The role of market entry timing in the evaluation of manufacturing technology innovations

                         Daniel, Harold Zane, Jr.; PhD

                         THE UNIVERSITY OF CONNECTICUT, 1997

                         Application of strategic new technologies is a key requirement for the maintenance of a firm's competitive
                         advantage in most markets. The process by which organizations adopt and apply innovative technology
                         products is the subject of investigation. This study of innovation processes includes both individual
                         champion behavior and organizational adoption behavior. In technology markets characterized by rapid
                         evolution in both markets and technology, timing seems likely to be an important consideration in the
                         adoption process.

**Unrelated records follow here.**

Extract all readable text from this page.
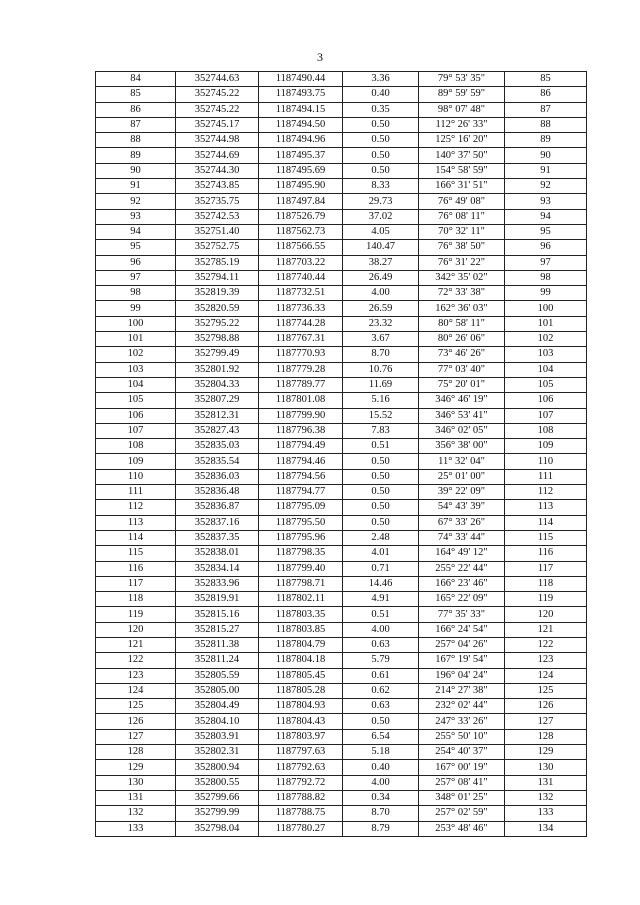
3
84	352744.63	1187490.44	3.36	79° 53' 35"	85
85	352745.22	1187493.75	0.40	89° 59' 59"	86
86	352745.22	1187494.15	0.35	98° 07' 48"	87
87	352745.17	1187494.50	0.50	112° 26' 33"	88
88	352744.98	1187494.96	0.50	125° 16' 20"	89
89	352744.69	1187495.37	0.50	140° 37' 50"	90
90	352744.30	1187495.69	0.50	154° 58' 59"	91
91	352743.85	1187495.90	8.33	166° 31' 51"	92
92	352735.75	1187497.84	29.73	76° 49' 08"	93
93	352742.53	1187526.79	37.02	76° 08' 11"	94
94	352751.40	1187562.73	4.05	70° 32' 11"	95
95	352752.75	1187566.55	140.47	76° 38' 50"	96
96	352785.19	1187703.22	38.27	76° 31' 22"	97
97	352794.11	1187740.44	26.49	342° 35' 02"	98
98	352819.39	1187732.51	4.00	72° 33' 38"	99
99	352820.59	1187736.33	26.59	162° 36' 03"	100
100	352795.22	1187744.28	23.32	80° 58' 11"	101
101	352798.88	1187767.31	3.67	80° 26' 06"	102
102	352799.49	1187770.93	8.70	73° 46' 26"	103
103	352801.92	1187779.28	10.76	77° 03' 40"	104
104	352804.33	1187789.77	11.69	75° 20' 01"	105
105	352807.29	1187801.08	5.16	346° 46' 19"	106
106	352812.31	1187799.90	15.52	346° 53' 41"	107
107	352827.43	1187796.38	7.83	346° 02' 05"	108
108	352835.03	1187794.49	0.51	356° 38' 00"	109
109	352835.54	1187794.46	0.50	11° 32' 04"	110
110	352836.03	1187794.56	0.50	25° 01' 00"	111
111	352836.48	1187794.77	0.50	39° 22' 09"	112
112	352836.87	1187795.09	0.50	54° 43' 39"	113
113	352837.16	1187795.50	0.50	67° 33' 26"	114
114	352837.35	1187795.96	2.48	74° 33' 44"	115
115	352838.01	1187798.35	4.01	164° 49' 12"	116
116	352834.14	1187799.40	0.71	255° 22' 44"	117
117	352833.96	1187798.71	14.46	166° 23' 46"	118
118	352819.91	1187802.11	4.91	165° 22' 09"	119
119	352815.16	1187803.35	0.51	77° 35' 33"	120
120	352815.27	1187803.85	4.00	166° 24' 54"	121
121	352811.38	1187804.79	0.63	257° 04' 26"	122
122	352811.24	1187804.18	5.79	167° 19' 54"	123
123	352805.59	1187805.45	0.61	196° 04' 24"	124
124	352805.00	1187805.28	0.62	214° 27' 38"	125
125	352804.49	1187804.93	0.63	232° 02' 44"	126
126	352804.10	1187804.43	0.50	247° 33' 26"	127
127	352803.91	1187803.97	6.54	255° 50' 10"	128
128	352802.31	1187797.63	5.18	254° 40' 37"	129
129	352800.94	1187792.63	0.40	167° 00' 19"	130
130	352800.55	1187792.72	4.00	257° 08' 41"	131
131	352799.66	1187788.82	0.34	348° 01' 25"	132
132	352799.99	1187788.75	8.70	257° 02' 59"	133
133	352798.04	1187780.27	8.79	253° 48' 46"	134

This research investigates the impact of the timing of the decision to acquire a specific
                         high speed machining and laser cutting technology on the propensity to champion the adoption and the
                         impact of timing on the outcome of the adoption decision. Timing is defined as the temporal distance
                         between the actual or forecast decision date and the temporal reference point (TRP), the time when the
                         firm's management expects to begin to realize negative outcomes should it fail to adopt the specific
                         technology. On this basis time gains (when the decision pre-dates the TRP) and losses (when the
                         decision post-dates the TRP) can be identified. Along with timing, the model of champion behavior also
                         included measures of perceived value and personal risk. The organization adoption model also included
                         measures for strategic intent, risk and decision complexity. While timing was not found to significantly
                         influence champion behavior, it did seem to influence the adoption behavior of the organization. Most
                         adoption decisions were found to occur in a region of time loss. In conformance with prospect theory
                         prediction increasing time losses (decisions which increasing post-date the TRP) result in delayed
                         adoption. The date of a management team's TRP was also found to be related to the date of subsequent
                         adoption decisions. These findings have implications for marketing theory, practice and research. The
                         temporal reference point is a potential means of identifying early adopters, key prospects, optimum
                         timing for new product introduction, and candidate R & D projects for acceleration. It also provides a basis
                         for forecasting the development of markets for technology products, and potentially enabling
                         experimental designs in domains unaccustomed to such research, e.g., the diffusion of innovations.